Ma la verità è che l’emigrato, per quanto gli piaccia mangiare una volta i cibi
dell’infanzia e possa essere affezionato ai parenti, è un altro. Di un altro
mondo. Anche quando parla o scrive delle origini.
Corrado
Alvaro, che dei luoghi originari tanto scrisse, non tornava volentieri al paese,
e solo per poche ore, poche volte, per non dispiacere alla mamma, incattivito e
inquieto. Mino Reitano è di Fiumara di Muro - della frazione San Pietro di
Fiumara - un paesino alla periferia di Reggio Calabria, col quale non ha
mantenuto nessun contatto e che non ha nessun rapporto con la sua musica e le
sue canzoni.
Rosa
Maria Currenti, ora di 73 anni, si è ritrovata immortalata da Enzo Sellerio in
una foto al balcone, quando aveva 18 anni, confluita nel 1964 in un servizio
fotografico per la rivista tedesca “Du” sulla vita rurale in Sicilia. Si celebra
ora come la Sicilia giovane. Si era poi sposata e col marito era emigrata in
Svizzera, impiegandosi lei stessa a Neuchâtel, alla Bulova. Esperienza di cui
ricorda: “Mi chiamavano madame”.
Il
racconto forse più fertile – reale, vivo – dell’emigrazione e del suo background , “Ai figli dei figli” di Gay Talese, è frutto delle memorie
dell’amato padre e dei suoi fratelli, ma più di un lavoro di documentazione in situ, a Maida, durato due anni.
Calabrian Free
Corps
Accanto
ai “massisti”, gruppi armati popolari che combatterono le truppe francesi di
Napoleone e Murat dopo il 1807, un corpo calabrese d’élite fu creato e
inquadrato fra le truppe britanniche, il Calabrian Free Corps, un corpo di
guerriglieri calabresi. Questa la scheda del Calabrian Free Corps redatta dallo
storico militare canadese René Chartrand, “Émigré & Foreign Troops in
British Service 1803-1815”, pp. 7-9:
“Costituita
agli inizi del 1809 con rifugiati italiani dalla Calabria, di cui circa 400 si
erano organizzati in Sicilia a febbraio in «centurie» sotto propri comandanti.
Alla fine di giugno il corpo partecipò all’incursione su Napoli, un
distaccamento di 40 uomini distinguendosi in una carica allo sbarco. Partecipò
alla presa di Ischia e Scilla. Di ritorno in Sicilia, regolamenti vennero
redatti per migliorare l’organizzazione e la disciplina dell’unità.

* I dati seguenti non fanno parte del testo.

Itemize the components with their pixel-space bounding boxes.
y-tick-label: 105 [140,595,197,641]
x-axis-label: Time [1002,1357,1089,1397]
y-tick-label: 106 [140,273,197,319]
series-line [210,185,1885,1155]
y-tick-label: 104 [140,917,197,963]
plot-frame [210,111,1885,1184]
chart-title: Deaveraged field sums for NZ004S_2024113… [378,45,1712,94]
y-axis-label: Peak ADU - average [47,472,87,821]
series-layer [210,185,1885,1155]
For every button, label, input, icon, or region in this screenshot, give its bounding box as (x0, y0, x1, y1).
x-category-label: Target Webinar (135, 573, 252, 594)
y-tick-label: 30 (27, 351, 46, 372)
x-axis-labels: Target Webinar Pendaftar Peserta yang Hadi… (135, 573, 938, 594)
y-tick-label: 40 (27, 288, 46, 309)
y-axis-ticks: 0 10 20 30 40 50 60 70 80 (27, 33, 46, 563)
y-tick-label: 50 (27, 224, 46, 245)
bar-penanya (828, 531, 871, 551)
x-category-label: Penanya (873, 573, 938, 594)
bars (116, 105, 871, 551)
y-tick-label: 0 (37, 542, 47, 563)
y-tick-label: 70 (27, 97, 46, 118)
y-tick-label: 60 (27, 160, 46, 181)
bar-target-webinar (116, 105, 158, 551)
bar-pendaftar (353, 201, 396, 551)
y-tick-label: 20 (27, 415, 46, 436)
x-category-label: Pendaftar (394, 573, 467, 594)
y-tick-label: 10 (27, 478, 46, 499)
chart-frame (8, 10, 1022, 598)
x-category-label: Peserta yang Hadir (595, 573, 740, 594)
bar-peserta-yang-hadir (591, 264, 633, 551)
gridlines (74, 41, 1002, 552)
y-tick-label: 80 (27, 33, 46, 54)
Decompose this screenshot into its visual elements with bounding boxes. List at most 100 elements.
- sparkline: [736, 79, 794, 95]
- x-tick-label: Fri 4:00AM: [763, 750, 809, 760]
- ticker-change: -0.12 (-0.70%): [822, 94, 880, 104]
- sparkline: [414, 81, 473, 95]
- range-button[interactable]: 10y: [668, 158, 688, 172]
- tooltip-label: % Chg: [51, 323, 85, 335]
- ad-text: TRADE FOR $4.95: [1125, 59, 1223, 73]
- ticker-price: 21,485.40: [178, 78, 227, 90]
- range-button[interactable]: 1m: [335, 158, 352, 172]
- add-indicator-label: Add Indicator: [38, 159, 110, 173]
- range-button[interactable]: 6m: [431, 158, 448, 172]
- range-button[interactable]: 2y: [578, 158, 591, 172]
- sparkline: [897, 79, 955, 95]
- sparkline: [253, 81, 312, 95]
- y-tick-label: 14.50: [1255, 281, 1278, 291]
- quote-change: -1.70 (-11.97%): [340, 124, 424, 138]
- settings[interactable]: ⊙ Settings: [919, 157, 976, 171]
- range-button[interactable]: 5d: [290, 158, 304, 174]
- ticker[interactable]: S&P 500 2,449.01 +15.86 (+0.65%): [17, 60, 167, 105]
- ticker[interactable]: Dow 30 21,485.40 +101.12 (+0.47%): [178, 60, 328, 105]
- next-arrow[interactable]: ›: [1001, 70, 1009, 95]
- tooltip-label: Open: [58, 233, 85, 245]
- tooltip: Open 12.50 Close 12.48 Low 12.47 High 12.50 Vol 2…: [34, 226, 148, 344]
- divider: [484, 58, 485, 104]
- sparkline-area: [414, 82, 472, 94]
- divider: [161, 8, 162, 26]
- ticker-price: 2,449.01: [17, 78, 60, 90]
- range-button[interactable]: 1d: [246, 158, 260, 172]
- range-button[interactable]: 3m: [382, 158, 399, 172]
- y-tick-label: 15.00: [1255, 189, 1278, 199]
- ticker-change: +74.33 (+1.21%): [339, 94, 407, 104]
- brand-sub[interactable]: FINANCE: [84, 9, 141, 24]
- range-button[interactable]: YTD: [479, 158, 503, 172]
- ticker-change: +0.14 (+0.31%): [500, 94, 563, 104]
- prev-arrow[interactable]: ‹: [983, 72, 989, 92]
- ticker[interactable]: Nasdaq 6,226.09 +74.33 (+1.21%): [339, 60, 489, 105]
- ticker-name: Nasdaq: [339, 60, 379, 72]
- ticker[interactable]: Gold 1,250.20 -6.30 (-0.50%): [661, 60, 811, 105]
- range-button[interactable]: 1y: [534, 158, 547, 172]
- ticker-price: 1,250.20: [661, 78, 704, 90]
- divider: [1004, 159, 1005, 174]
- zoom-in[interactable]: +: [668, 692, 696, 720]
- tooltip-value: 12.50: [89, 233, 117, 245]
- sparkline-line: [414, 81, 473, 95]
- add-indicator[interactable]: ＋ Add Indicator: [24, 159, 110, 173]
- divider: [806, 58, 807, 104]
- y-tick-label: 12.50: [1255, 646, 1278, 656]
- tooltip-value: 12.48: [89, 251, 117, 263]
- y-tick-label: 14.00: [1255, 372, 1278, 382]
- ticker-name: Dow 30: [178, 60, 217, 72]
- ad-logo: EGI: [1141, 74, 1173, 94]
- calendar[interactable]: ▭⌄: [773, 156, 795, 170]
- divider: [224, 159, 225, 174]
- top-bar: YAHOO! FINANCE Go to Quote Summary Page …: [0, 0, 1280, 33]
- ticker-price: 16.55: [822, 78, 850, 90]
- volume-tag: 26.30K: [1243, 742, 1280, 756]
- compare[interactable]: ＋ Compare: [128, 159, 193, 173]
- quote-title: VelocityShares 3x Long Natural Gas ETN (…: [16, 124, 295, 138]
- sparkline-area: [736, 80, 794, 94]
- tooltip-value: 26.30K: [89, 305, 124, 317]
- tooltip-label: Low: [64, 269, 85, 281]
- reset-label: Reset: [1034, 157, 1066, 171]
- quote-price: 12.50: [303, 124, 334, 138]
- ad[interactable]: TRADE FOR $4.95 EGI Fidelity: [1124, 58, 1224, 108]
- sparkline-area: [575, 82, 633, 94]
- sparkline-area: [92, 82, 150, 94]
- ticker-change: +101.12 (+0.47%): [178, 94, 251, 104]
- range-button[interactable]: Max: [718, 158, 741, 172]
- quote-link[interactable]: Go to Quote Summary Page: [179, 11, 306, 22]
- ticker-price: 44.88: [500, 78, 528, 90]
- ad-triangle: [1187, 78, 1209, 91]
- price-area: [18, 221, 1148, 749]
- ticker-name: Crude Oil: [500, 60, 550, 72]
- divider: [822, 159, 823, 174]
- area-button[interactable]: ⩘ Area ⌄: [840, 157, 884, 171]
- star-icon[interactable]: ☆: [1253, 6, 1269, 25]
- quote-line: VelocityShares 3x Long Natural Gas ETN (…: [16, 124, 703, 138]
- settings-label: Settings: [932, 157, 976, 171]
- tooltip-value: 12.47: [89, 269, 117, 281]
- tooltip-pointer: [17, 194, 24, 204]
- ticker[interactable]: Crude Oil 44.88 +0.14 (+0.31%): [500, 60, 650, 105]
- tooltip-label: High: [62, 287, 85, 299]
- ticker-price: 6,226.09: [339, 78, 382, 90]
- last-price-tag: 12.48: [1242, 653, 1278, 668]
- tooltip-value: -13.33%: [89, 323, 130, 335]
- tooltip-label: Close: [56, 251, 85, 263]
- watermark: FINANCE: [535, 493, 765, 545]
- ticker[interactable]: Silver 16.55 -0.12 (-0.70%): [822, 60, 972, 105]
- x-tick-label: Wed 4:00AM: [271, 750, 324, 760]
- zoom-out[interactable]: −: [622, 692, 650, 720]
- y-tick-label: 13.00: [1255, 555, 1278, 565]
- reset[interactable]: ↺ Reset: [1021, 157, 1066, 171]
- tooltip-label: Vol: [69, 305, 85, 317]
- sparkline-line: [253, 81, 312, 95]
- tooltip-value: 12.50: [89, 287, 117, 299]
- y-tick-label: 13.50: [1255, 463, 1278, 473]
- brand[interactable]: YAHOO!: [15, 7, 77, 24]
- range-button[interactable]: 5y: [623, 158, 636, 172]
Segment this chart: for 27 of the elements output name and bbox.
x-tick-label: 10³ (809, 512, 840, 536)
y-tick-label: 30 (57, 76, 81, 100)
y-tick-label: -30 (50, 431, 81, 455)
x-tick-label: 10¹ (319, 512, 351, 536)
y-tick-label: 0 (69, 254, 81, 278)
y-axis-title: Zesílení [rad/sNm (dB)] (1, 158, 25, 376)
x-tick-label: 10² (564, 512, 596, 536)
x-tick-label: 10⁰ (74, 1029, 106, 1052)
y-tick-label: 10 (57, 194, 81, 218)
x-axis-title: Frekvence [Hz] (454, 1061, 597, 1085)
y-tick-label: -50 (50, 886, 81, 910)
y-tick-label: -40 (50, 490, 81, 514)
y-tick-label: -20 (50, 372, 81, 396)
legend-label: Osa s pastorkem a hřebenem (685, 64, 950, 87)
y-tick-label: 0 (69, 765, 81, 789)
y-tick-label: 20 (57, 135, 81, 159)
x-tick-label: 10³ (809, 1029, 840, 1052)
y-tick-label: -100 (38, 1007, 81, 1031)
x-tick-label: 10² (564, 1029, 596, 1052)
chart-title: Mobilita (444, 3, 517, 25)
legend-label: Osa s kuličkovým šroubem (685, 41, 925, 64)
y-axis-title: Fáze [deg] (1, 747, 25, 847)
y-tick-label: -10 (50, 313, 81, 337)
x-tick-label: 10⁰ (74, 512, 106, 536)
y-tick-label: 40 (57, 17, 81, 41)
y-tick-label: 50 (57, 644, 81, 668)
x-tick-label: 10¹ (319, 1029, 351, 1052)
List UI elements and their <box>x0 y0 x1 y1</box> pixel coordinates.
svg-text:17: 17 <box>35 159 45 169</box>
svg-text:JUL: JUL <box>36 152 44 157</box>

Le centurie
furono riorganizzate in «corpi liberi» delle dimensioni di una compagnia, con
tre ufficiali, otto sergenti e 120 soldati semplici l’uno, e con uno staff di ufficiali britannici. Gli
ufficiali, i sottufficiali e la truppa dovevano essere Calabresi o del Regno di
Napoli.
“Il
22.3.1810 circa 316 uomini – dopo un’esitazione iniziale – parteciparono con
distinzione all’0attacco sull’0isola ionica di Santa Maura. Dal dicembre 1812
due divisioni del corpo furono dislocate nella Spagna orientale, e combatterono
bene a Castalla e Biar (aprile 1813). Dopo di ciò, Lord William Bentinck disse
che i Calabresi erano forse la migliore fanteria leggera nel Mediterraneo,
malgrado avessero “volgari, cattivi ufficiali Calabresi”. A quel tempo la forza
era di 1.450 uomini; sei compagnie erano in Spagna, sei nelle Isole Ioniche, e
tre in Sicilia. Due compagnie dalle Isole Ioniche presero parte all’assedio e
la cattura di Trieste nell’ottobre 1813, distinguendosi per l’audacia. Le
compagnie in Spagna, forti di 579 uomini, furono impiegate a Ordal (12-13
settembre). Nell’aprile 1814 queste sei compagnie s’imbarcarono a Tarragona,
sbarcarono una forza di 618 uomini a Livorno, e presero parte all’attacco
britannico sulla Spezia del 25.26 marzo - la guarnigione si arrenderà il 30. Il
14 aprile il Calabria Free Corps fu parte della forza che investì Genova. Il
16, insieme col 1mo Fanteria Leggera Greca, il reggimento prese il territorio
sopra i forti Richelieu e Tecla, portando alla resa della città più tardi nella
stessa giornata. Finendo la guerra, il corpo fu sciolto a metà del 1814”.